Google and Facebook came under fire for their news aggregation over the course of the day, as well, as the 4chan thread about Geary Danley appeared near the top of the former’s search results for the shooting. New York Times tech columnist Kevin Roose noted that two of Facebook’s top trending stories were from Sputnik, a Russian state news outlet, although they were later removed with an apology from a company spokesperson. The Trump loyalist subreddit r/TheDonald criticized the disappearance of the Danley story down the internet’s memory hole, with one commenter claiming “[The media] always censor, they did the same during the Orlando shooting too.”
Another added: “They wanna censor cuz it doesn’t fit their narrative, especially since this guy is rumored to be a crazy, left-wing, trump-hating fool, according to what people say about his FB that they found before it was taken down.”

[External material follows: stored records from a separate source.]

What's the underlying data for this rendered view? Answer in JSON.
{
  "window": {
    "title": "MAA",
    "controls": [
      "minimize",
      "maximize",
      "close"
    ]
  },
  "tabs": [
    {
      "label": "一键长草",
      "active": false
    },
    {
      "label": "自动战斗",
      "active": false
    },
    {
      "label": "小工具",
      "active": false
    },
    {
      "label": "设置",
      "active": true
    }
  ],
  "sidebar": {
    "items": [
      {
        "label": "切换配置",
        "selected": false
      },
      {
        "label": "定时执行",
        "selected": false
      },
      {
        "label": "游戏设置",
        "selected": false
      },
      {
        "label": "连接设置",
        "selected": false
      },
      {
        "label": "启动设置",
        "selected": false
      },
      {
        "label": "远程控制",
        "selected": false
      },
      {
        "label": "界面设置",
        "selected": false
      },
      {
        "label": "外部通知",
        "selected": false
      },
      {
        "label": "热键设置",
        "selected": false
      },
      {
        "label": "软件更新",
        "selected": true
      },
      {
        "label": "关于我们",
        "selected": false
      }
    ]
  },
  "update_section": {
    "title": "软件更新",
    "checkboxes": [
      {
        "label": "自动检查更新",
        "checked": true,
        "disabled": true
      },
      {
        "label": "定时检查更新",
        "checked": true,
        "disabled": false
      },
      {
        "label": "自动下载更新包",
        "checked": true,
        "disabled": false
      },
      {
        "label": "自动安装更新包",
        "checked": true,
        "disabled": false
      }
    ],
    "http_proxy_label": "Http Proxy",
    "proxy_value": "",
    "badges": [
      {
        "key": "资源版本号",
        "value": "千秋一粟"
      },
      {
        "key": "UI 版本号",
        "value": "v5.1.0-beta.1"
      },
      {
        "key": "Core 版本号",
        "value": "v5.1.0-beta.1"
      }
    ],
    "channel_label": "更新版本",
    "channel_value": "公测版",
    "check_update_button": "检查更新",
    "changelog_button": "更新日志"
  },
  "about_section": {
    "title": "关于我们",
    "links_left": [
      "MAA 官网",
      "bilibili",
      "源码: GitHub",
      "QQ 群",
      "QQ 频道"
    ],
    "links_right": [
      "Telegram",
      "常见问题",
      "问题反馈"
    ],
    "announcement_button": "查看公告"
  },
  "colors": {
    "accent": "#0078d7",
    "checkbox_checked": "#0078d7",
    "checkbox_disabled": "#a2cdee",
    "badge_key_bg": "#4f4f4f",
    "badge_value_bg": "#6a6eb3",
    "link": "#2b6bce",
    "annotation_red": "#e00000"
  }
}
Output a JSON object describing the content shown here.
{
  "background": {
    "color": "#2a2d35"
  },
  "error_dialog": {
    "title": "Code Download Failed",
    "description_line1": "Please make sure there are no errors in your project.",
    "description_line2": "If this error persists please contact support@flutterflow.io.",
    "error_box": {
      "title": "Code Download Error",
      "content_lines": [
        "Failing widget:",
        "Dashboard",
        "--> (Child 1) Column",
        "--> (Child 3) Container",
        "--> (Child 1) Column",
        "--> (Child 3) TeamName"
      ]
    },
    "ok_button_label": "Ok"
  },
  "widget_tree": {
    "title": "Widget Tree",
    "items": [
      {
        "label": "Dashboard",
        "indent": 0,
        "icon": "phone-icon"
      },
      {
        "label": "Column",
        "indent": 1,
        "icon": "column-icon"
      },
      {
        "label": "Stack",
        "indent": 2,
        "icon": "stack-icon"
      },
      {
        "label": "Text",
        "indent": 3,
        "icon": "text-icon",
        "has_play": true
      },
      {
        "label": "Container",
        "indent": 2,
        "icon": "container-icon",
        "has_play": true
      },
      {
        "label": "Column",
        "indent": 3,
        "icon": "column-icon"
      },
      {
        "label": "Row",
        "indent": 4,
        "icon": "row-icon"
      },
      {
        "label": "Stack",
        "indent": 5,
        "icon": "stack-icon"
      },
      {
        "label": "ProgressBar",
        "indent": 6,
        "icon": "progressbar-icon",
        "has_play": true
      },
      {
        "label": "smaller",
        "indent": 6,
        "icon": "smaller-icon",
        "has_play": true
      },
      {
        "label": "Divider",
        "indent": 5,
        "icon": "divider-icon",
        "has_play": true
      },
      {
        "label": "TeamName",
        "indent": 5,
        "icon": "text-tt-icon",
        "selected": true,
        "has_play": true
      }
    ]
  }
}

Ann Marie Lipinski, curator for the Nieman Foundation of Journalism at Harvard, said moments like Sunday’s shooting illustrate the vast difference between social networks and news organizations. “If you listen to Facebook, this is both a moment where you blame it on the algorithm and then say the algorithm is going to fix it,” she said. “That’s so antithetical to what journalism does, which requires human vetting—parsing fact from fiction is at the core of the enterprise.”
Wrong With a Twist
InfoWars figurehead Alex Jones, who hosted Donald Trump on his program in December 2015, took a victory lap Monday over his recent prediction that “a new Charlottesville” would kick off a long-brewing civil war between the left and right. Jones hosted the right-wing author Matthew Bracken on his show Monday afternoon to discuss how Paddock was supposedly attempting to incite the partisan violence. Jones repeatedly cited unsubstantiated claims that the shooter was an avowed leftist and that he was connected to ISIS. Jones, who has questioned whether the Sandy Hook shooting was a government-sponsored hoax, has claimed repeatedly that a violent event like Sunday’s shooting will serve as “the cover for the detonation” for the conflict for which he and his listeners have been preparing.
Even as the media interviewed Paddock’s brother on national TV, James Allsup, who was involved with a college-students-for-Trump group, tweeted that Paddock could be family-less and friend-less, comparing him with Adam Lanza, the shooter at Newtown. Allsup, too, hinted a hoax: “Also recall how Adam Lanza’s home was bulldozed and his possessions destroyed. That’s odd—why was that done?”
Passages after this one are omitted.